Responding to media inquiries via e-mail, Ho Manli, who lives in San Francisco, California, said she and her brother, Manto (何曼德), were “extremely disappointed” by the decision of two Control Yuan members to uphold the supervisory body’s 1975 impeachment ruling.
In January 1972, when Ho was serving as the Republic of China (ROC) ambassador to Colombia, a second secretary working at the embassy sent a 52-page report to the Ministry of Foreign Affairs alleging that Ho Feng-shan had filed false receipts and embezzled public funds.
He was impeached in January 1975 and denied a pension. By that time, he had retired and was living in San Francisco.
His children have asked the Control Yuan to revisit the case, in the hope that it would revoke the impeachment.
Control Yuan members Li Bing-nan (李炳南) and Ma Shiow-ru (馬秀如) spent a year-and-a-half going through files and documents before deciding that the decision to impeach Ho was the correct one. Their finding was released in a report issued on Oct. 16.
Li said they were convinced by a letter produced by the ministry saying that Ho’s handling of funds had been “flawed.”
Despite supporting the Control Yuan’s 1975 decision, Ma and Li faulted the process that led to Ho’s impeachment.

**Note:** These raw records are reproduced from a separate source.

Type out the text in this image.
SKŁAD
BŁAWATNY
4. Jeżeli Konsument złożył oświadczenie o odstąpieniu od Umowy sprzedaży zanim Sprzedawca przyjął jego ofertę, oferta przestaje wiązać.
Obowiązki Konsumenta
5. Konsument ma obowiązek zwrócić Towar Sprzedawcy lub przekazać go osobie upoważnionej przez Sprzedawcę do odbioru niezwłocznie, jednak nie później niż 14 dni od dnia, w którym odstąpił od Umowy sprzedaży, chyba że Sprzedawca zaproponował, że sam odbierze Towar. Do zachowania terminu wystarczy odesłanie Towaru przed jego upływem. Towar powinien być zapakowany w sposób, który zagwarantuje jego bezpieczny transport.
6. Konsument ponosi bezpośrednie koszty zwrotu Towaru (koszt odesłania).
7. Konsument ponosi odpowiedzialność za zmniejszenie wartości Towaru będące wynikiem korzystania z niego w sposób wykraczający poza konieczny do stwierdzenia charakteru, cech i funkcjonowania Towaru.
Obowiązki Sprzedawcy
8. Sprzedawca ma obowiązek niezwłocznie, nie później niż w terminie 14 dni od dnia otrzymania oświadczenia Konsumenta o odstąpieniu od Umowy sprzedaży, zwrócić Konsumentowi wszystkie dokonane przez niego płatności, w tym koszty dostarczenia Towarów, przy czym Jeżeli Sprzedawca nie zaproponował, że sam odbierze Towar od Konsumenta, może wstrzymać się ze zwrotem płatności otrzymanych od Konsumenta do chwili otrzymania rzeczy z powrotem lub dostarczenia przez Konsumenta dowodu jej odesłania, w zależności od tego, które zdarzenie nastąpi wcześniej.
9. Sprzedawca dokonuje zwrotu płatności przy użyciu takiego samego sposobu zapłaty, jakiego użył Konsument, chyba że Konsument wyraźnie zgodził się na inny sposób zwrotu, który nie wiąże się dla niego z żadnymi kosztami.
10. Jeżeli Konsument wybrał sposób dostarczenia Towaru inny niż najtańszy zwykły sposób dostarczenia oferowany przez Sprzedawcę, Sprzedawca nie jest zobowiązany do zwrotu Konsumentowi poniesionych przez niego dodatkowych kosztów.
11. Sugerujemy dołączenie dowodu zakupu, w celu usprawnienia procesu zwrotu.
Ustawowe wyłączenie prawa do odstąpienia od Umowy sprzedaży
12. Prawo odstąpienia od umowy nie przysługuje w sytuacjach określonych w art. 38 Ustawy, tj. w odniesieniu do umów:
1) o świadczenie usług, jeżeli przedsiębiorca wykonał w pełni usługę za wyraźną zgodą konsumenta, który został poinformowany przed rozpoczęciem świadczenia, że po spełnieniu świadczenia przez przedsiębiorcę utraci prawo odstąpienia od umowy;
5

In her e-mail to the Central News Agency, Ho Manli said the two Control Yuan members never contacted her or her brother during their investigation.
“For them to just assume that Ting had no reason to lie, without once checking with us for other possible explanations, smacks of the same lack of due process that was inflicted on our father,” she wrote.
“Ting Wei-tsu (丁慰慈) and my father’s accuser, Sun Di-ching (孫滌清), both served under my father in Colombia and were coconspirators in trying to bring down my father,” she said.
“My father was a strict and upstanding boss, intolerant of corruption and laziness,” she added. “Both these men harbored bitterness toward my father because he tried to get them transferred.”
Neither Ting nor Sun could be reached for comment.
Ho Feng-shan, who died in San Francisco in 1997 at the age of 96, became known as “China’s Schindler,” a reference to Oskar Schindler, who saved the lives of 1,200 Jews during the Holocaust.
Ho Feng-shan took a personal risk to help save hundreds — perhaps thousands — of Jews facing Nazi persecution.
When serving ROC consul-general in Vienna in the late 1930s — when the ROC still included the Chinese mainland — Ho Feng-shan issued visas for Austrian Jews to make their way to safety in Shanghai, despite an order given by the ROC ambassador in Berlin.
Austria was annexed by Germany on March 12, 1938. Ho Feng-shan signed his 1,906th visa on Oct. 27, 1938 and continued to issue visas to Jews until he was ordered to return to the ROC in May 1940.